Sonrasında, ‘Christian Le Roy’ adını görüyoruz, antik kazılara ilişkin, yıllar içinde!
Letoon kazılarına, farklı zamanlarda ara verilip, sonra tekrar devam edilmiş. 2006’ya dek, aralıklarla Fransız arkeologların çalıştığı yer.
Devamında, 2008- 2011 arasında da bir arkeolojik çalışma var, antik kentte!
Sonrasında; ‘Başkent Üniversitesi’ adına ‘Sema Atik Korkmaz’, bu görevi üstleniyor!
Kentin , ‘Helen’ kültürü ile yoğrulması, İ.Ö. 4.Y.Y.’da ‘Arnibas’ döneminde başlıyor.
Letoon’da ‘Roma’ izlerini de fazlasıyla görüyoruz!

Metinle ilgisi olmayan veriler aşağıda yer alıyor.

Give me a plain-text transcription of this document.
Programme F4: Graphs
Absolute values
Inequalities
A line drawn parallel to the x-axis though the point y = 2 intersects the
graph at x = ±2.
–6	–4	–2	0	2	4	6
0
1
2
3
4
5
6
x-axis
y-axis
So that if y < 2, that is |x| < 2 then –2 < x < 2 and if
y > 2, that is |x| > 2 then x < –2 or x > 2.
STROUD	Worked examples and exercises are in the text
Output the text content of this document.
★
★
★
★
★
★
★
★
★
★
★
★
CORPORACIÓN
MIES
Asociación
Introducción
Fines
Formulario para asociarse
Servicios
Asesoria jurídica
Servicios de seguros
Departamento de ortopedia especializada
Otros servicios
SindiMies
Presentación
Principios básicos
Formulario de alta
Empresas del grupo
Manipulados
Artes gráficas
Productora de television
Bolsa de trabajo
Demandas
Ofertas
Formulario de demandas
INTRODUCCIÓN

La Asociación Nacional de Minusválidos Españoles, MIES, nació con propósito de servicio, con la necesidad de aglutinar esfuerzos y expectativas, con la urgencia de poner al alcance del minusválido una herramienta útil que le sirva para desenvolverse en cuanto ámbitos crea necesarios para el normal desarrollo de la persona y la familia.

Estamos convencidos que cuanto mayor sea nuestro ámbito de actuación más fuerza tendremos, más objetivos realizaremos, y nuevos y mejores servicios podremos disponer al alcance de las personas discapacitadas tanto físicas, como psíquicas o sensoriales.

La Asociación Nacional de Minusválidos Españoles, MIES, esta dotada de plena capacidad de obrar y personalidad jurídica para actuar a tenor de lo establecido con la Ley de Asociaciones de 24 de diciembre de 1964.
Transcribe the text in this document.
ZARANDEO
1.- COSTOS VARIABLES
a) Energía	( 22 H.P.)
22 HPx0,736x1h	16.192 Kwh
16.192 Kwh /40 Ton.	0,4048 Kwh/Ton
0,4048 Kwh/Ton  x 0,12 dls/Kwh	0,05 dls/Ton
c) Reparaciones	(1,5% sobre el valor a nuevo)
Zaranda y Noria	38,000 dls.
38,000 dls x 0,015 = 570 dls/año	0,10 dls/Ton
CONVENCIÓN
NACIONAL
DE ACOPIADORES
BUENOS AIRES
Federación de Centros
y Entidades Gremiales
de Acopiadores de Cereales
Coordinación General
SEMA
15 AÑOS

‘Roma’ hakimiyetinde, İmparator ‘Hadrianus’a adanan, o’nun adını taşıyan yapılara rastlıyoruz. ‘Hadrian Çeşmesi’ bunlardan biri. Var olan bir havuz da; bununla ilişkilendiriliyor.
Ancak burada, çok başka bir ‘Roma’ izi daha var! Ve bunu ortaya koyan bir anıt! ‘Arrunti Anıtı’!
‘Marcus Arrintius Claudianos’. ‘Roma’ Senatosunda yer alan ilk ‘Likya’lı… Kendisini taçlandırmak için, kentte mütevazı bir anıtı yapılmış! Likya’nın, Roma İmparatorluğundaki izi: Letoon’da!
Roma dönemi sonrasında, tüm coğrafyayı kapsayacak olan Hristiyanlığın yayılması ile beraber, diğer kentlerde de gördüğümüz gibi buranın da önemini yitirmeye başladığı, tarihe not olarak düşülmüş!
İ.S. 5. ve 6. Y.Y.’larda, kentte kiliselerin inşasını görüyoruz. Bu da, Hristiyanlığın gittikçe yükselişini ortaya koyuyor.
Dönem dönem ‘Arap’ akınlarına maruz kalan kent; İ.S. 7.Y.Y.’da terkedilmiş.
Letoon’dan çıkan buluntuların bir bölümü Antalya Müzesinde, diğer bölümü ise Fethiye Müzesinde sergilenmekte!
Su perilerine adanan kentte; ‘Leto’ efsanesinin, üç farklı ama yan yana konuşlanan tapınakların, tarihsel anlamda burayı özgün kılan yazıtların, ve diğer pek çok ayrıntının, hatta gizemin varlığı; Letoon’u başkalaştırır!